Cesar Herkenhoff

César Herkenhoff é pós-graduado em Psicanálise Clínica e em Criminologia, Política Criminal e Segurança Pública. Pós-graduando em Direito do Trabalho e Direito Processual do Trabalho. Bacharel em Teologia, Direito e Comunicação Social. Hipnólogo e membro da Instituto Brasileiro de Hipnologia e da Sociedade Iberoamericana de Hipnologia Condicionativa. Jornalista, radialista e publicitário. Analista Judiciário do Tribunal de Justiça do Espírito Santo.

“Os nossos bandidos são mais honestos do que os bandidos dos outros”.

A tese abraçada por petistas do bem e do mal, demonstra de maneira inequívoca que o Brasil precisa de uma segunda Lei Áurea para extinguir, por decreto, a corrupção.

Lula da Silva e Dilma Rousseff entram para a história como as duas maiores desgraças que se abateram sobre a nação em toda a história republicana.

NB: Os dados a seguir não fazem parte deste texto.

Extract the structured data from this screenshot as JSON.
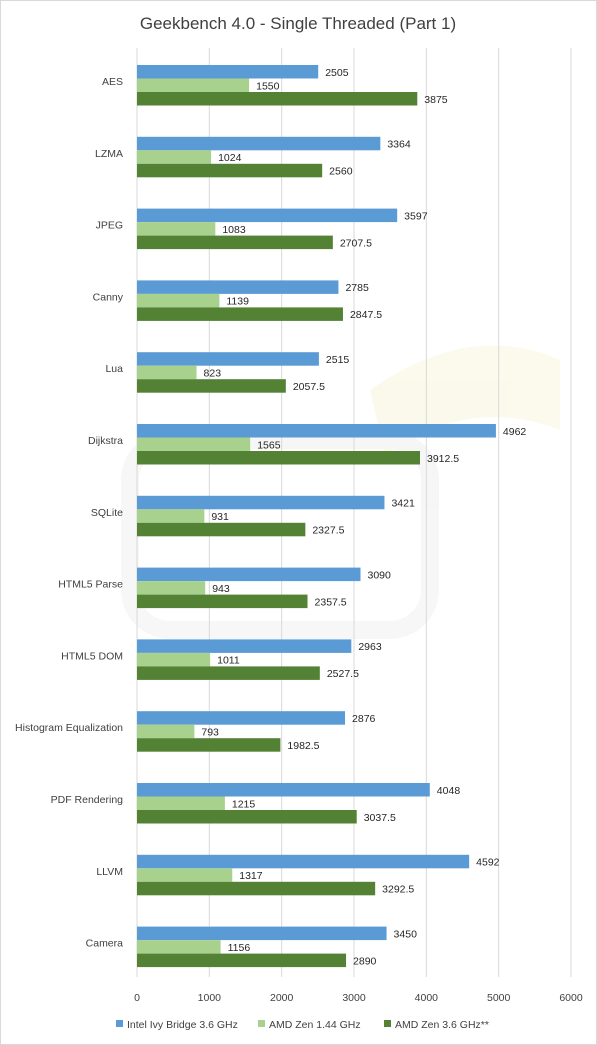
{
  "chart_data": {
    "type": "bar",
    "orientation": "horizontal",
    "title": "Geekbench 4.0 - Single Threaded (Part 1)",
    "xlabel": "",
    "ylabel": "",
    "xlim": [
      0,
      6000
    ],
    "xticks": [
      0,
      1000,
      2000,
      3000,
      4000,
      5000,
      6000
    ],
    "grid": "vertical",
    "legend": "bottom",
    "categories": [
      "AES",
      "LZMA",
      "JPEG",
      "Canny",
      "Lua",
      "Dijkstra",
      "SQLite",
      "HTML5 Parse",
      "HTML5 DOM",
      "Histogram Equalization",
      "PDF Rendering",
      "LLVM",
      "Camera"
    ],
    "series": [
      {
        "name": "Intel Ivy Bridge 3.6 GHz",
        "color": "#5b9bd5",
        "values": [
          2505,
          3364,
          3597,
          2785,
          2515,
          4962,
          3421,
          3090,
          2963,
          2876,
          4048,
          4592,
          3450
        ]
      },
      {
        "name": "AMD Zen 1.44 GHz",
        "color": "#a9d18e",
        "values": [
          1550,
          1024,
          1083,
          1139,
          823,
          1565,
          931,
          943,
          1011,
          793,
          1215,
          1317,
          1156
        ]
      },
      {
        "name": "AMD Zen 3.6 GHz**",
        "color": "#548235",
        "values": [
          3875,
          2560,
          2707.5,
          2847.5,
          2057.5,
          3912.5,
          2327.5,
          2357.5,
          2527.5,
          1982.5,
          3037.5,
          3292.5,
          2890
        ]
      }
    ]
  }
}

Depois das delações dos marqueteiros João Santana e Mônica Moura, insistir na tese de que Lula e Dilma são vítimas da perseguição, de que tudo é armação capitaneada pelos menos de comunicação é, no mínimo, falta de respeito a si próprio.

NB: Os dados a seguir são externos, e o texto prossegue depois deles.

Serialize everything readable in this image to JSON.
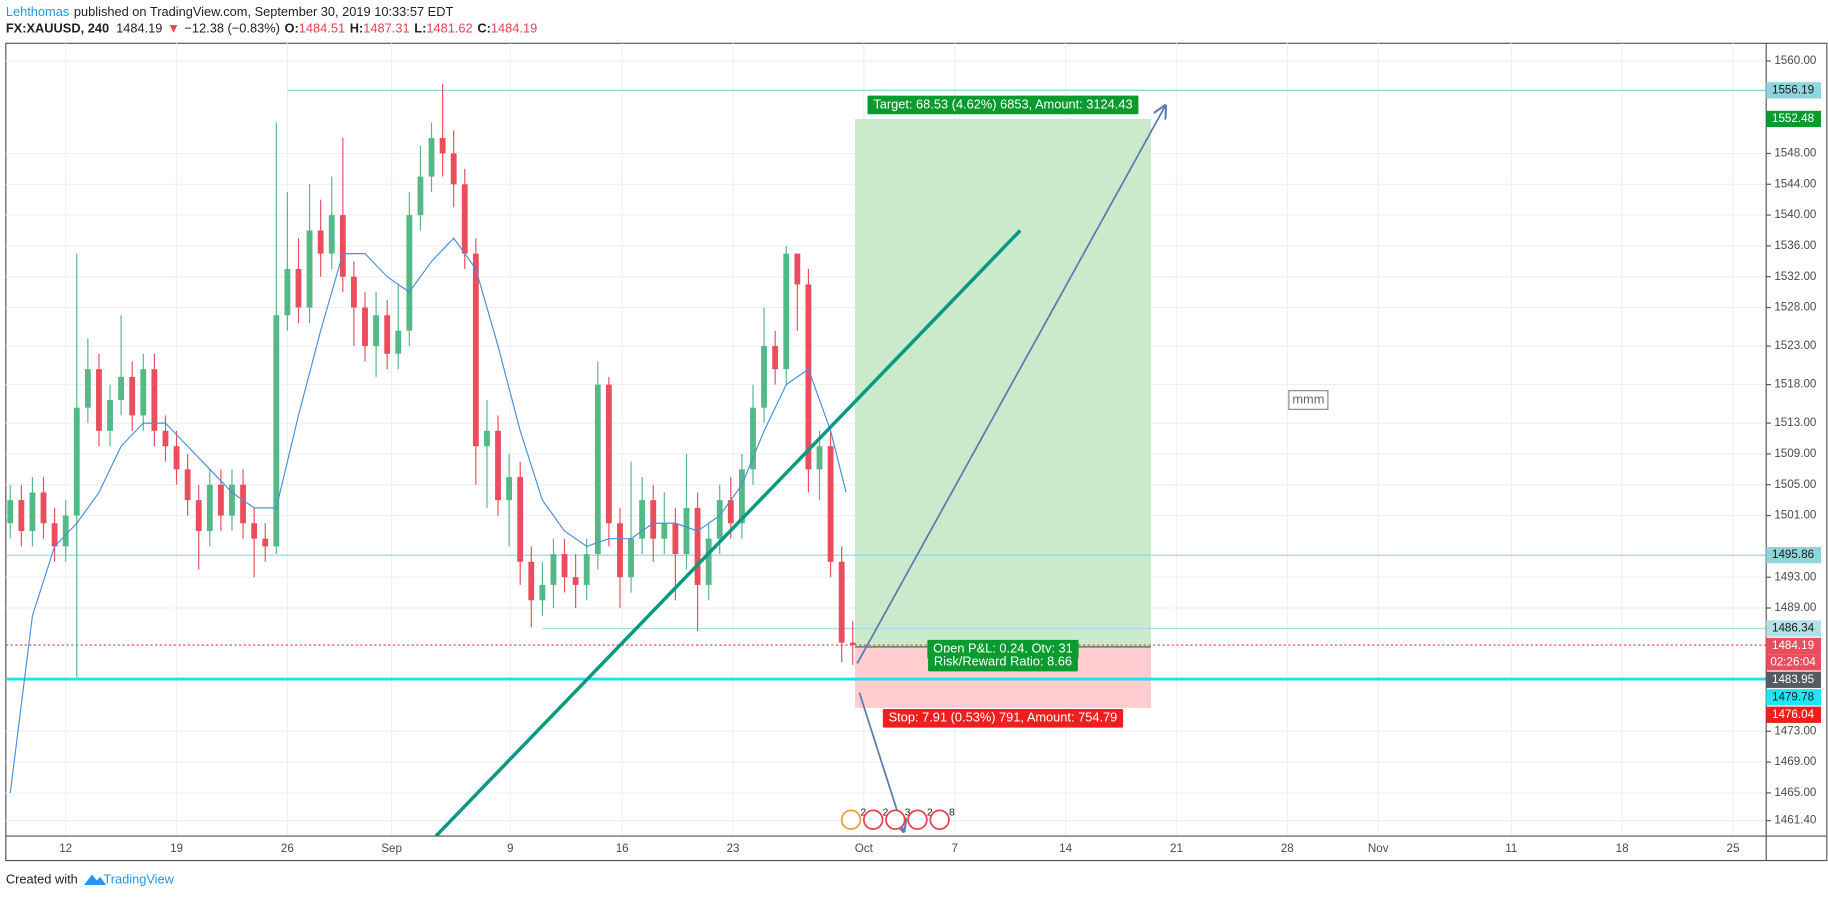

Nenhum brasileiro de idoneidade ética e moral será capaz, hoje, de dizer que os dois ex-presidente petistas são pessoas íntegras. Defender essa tese é assinar menosprezar o sentimento nacional.

Lula, ladrão. Dilma, ladra.

Não são os únicos, é verdade,  mas na visão canhestra do lulopetismo, o fato de outros líderes políticos nacionais também terem roubado já suficiente para inocentar a quadrilha que tomou de assalto o Brasil em 2002.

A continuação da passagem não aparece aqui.